In Bankman-Fried’s alleged FTX scam, they obviously perceive such an opportunity — a multibillion-dollar implosion, easily portrayed as one of those crises that should never be permitted to go to waste.

But here’s the thing: The schemes described in the Justice Department’s indictment and the SEC’s civil complaint against Sam Bankman-Fried reflect run-of-the-mill fraud — “old-fashioned embezzlement,” was the apt description offered by John Ray III, the new CEO brought in to clean up the FTX mess. Sure, the dollar amounts are prodigious, but it’s not like we’ve never seen even bigger numbers before — remember Enron, WorldCom, Bernie Madoff, and so on.

The FTX scandal arises out of the crypto sector, but it does not stem from the opaque nature of cryptocurrency. If what the government is alleging proves true, then you hardly need a Ph.D. in blockchain to grasp it: SBF tricked investors into trusting him with their funds, and then diverted them to his own use through his hedge fund, Alameda. To carry off the scheme, he used a series of internal accounting tricks to conceal what he was doing and how deeply in hock Alameda was to FTX customer funds. Finally, the clock struck midnight, as it inevitably does with Ponzi-type schemes. People grew suspicious, demanded their money back, and Bankman-Fried couldn’t pay them.

Crypto happened to be the context, but a scheme such as this could have arisen in any asset class. Investors could instead have been gulled into parting with their dollars, stock, fine art: You name it. Consequently, the FTX scandal should not be a clarion call for a suffocating degree of cryptocurrency regulation.

Fundamentally, FTX in many ways represents the antithesis of crypto. The business was a cryptocurrency exchange, which is to say: a middleman, brokering transactions between prospective customers and lenders, buyers and sellers. Yet a major feature of crypto is the absence of a middleman. Thanks to blockchain, willing parties can transact in confidence without intermediaries to vouch or facilitate. By contrast, to use the FTX exchange, customers surrendered custody of their digital assets: That’s what gave SBF the opportunity to steal them, as he is alleged to have done. To the contrary, the guideline for crypto aficionados is: Not your keys, not your coins. Parties to a transaction should not have to deposit with an intermediary the computer code that constitutes keys to their assets: The blockchain provides security.

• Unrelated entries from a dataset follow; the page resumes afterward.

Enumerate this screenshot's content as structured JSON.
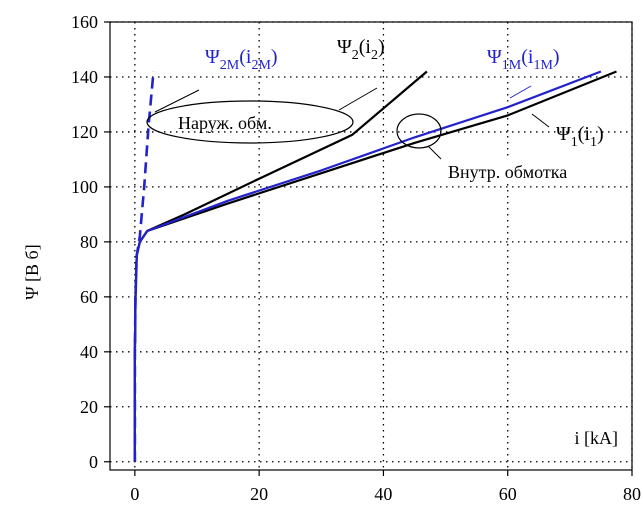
{
  "chart_data": {
    "type": "line",
    "title": "",
    "xlabel": "i [kA]",
    "ylabel": "Ψ [В б]",
    "xlim": [
      -4,
      80
    ],
    "ylim": [
      -3,
      160
    ],
    "x_ticks": [
      0,
      20,
      40,
      60,
      80
    ],
    "y_ticks": [
      0,
      20,
      40,
      60,
      80,
      100,
      120,
      140,
      160
    ],
    "x_tick_labels": [
      "0",
      "20",
      "40",
      "60",
      "80"
    ],
    "y_tick_labels": [
      "0",
      "20",
      "40",
      "60",
      "80",
      "100",
      "120",
      "140",
      "160"
    ],
    "grid": true,
    "grid_style": "dotted",
    "series": [
      {
        "id": "psi2",
        "color": "#000000",
        "dash": "solid",
        "points": [
          [
            0,
            0
          ],
          [
            0,
            40
          ],
          [
            0.1,
            60
          ],
          [
            0.3,
            75
          ],
          [
            0.8,
            80
          ],
          [
            2.0,
            84
          ],
          [
            8,
            90
          ],
          [
            20,
            103
          ],
          [
            35,
            119
          ],
          [
            47,
            142
          ]
        ]
      },
      {
        "id": "psi1",
        "color": "#000000",
        "dash": "solid",
        "points": [
          [
            0,
            0
          ],
          [
            0,
            40
          ],
          [
            0.1,
            60
          ],
          [
            0.3,
            75
          ],
          [
            0.8,
            80
          ],
          [
            2.0,
            84
          ],
          [
            15,
            94
          ],
          [
            30,
            105
          ],
          [
            45,
            116
          ],
          [
            60,
            126
          ],
          [
            77.5,
            142
          ]
        ]
      },
      {
        "id": "psi1m",
        "color": "#2222cc",
        "dash": "solid",
        "points": [
          [
            0,
            0
          ],
          [
            0,
            40
          ],
          [
            0.1,
            60
          ],
          [
            0.3,
            75
          ],
          [
            0.8,
            80
          ],
          [
            2.0,
            84
          ],
          [
            15,
            95
          ],
          [
            30,
            106
          ],
          [
            45,
            118
          ],
          [
            60,
            129
          ],
          [
            75,
            142
          ]
        ]
      },
      {
        "id": "psi2m",
        "color": "#2222cc",
        "dash": "dashed",
        "points": [
          [
            0,
            0
          ],
          [
            0,
            40
          ],
          [
            0.1,
            60
          ],
          [
            0.3,
            75
          ],
          [
            0.8,
            82
          ],
          [
            1.5,
            100
          ],
          [
            2.2,
            122
          ],
          [
            3.0,
            142
          ]
        ]
      }
    ],
    "annotations": {
      "psi2": {
        "main": "Ψ",
        "sub": "2",
        "open": "(i",
        "sub2": "2",
        "close": ")",
        "color": "#000000"
      },
      "psi1": {
        "main": "Ψ",
        "sub": "1",
        "open": "(i",
        "sub2": "1",
        "close": ")",
        "color": "#000000"
      },
      "psi1m": {
        "main": "Ψ",
        "sub": "1M",
        "open": "(i",
        "sub2": "1M",
        "close": ")",
        "color": "#2222cc"
      },
      "psi2m": {
        "main": "Ψ",
        "sub": "2M",
        "open": "(i",
        "sub2": "2M",
        "close": ")",
        "color": "#2222cc"
      },
      "outer_winding": "Наруж. обм.",
      "inner_winding": "Внутр. обмотка"
    }
  }
}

Note that within just four weeks of the FTX collapse, the Justice Department, the SEC, and the CFTC have been able to bring daunting charges and civil claims that are more than adequate to ensure that SBF is aggressively prosecuted and, if found guilty, sentenced to a lengthy prison term in addition to punishing fines and forfeiture provisions. This strongly suggests that existing law is sufficient to address the kind of mainstream fraud that SBF is alleged to have committed. In fact, reports indicate that he was heedless of ordinary business compliance and bookkeeping protocols. Ignorance and recklessness are not issues unique to crypto. They are what you expect in standard financial-fraud cases.

There are good reasons for Congress to examine crypto, but it ought to do so in a deliberate, careful manner. What we have with FTX is a financial scandal, like those that have occurred before and will inevitably occur again. What we don’t have is a crisis requiring rash action that could do more harm than good, no matter how well-intentioned our progressive regulators may be.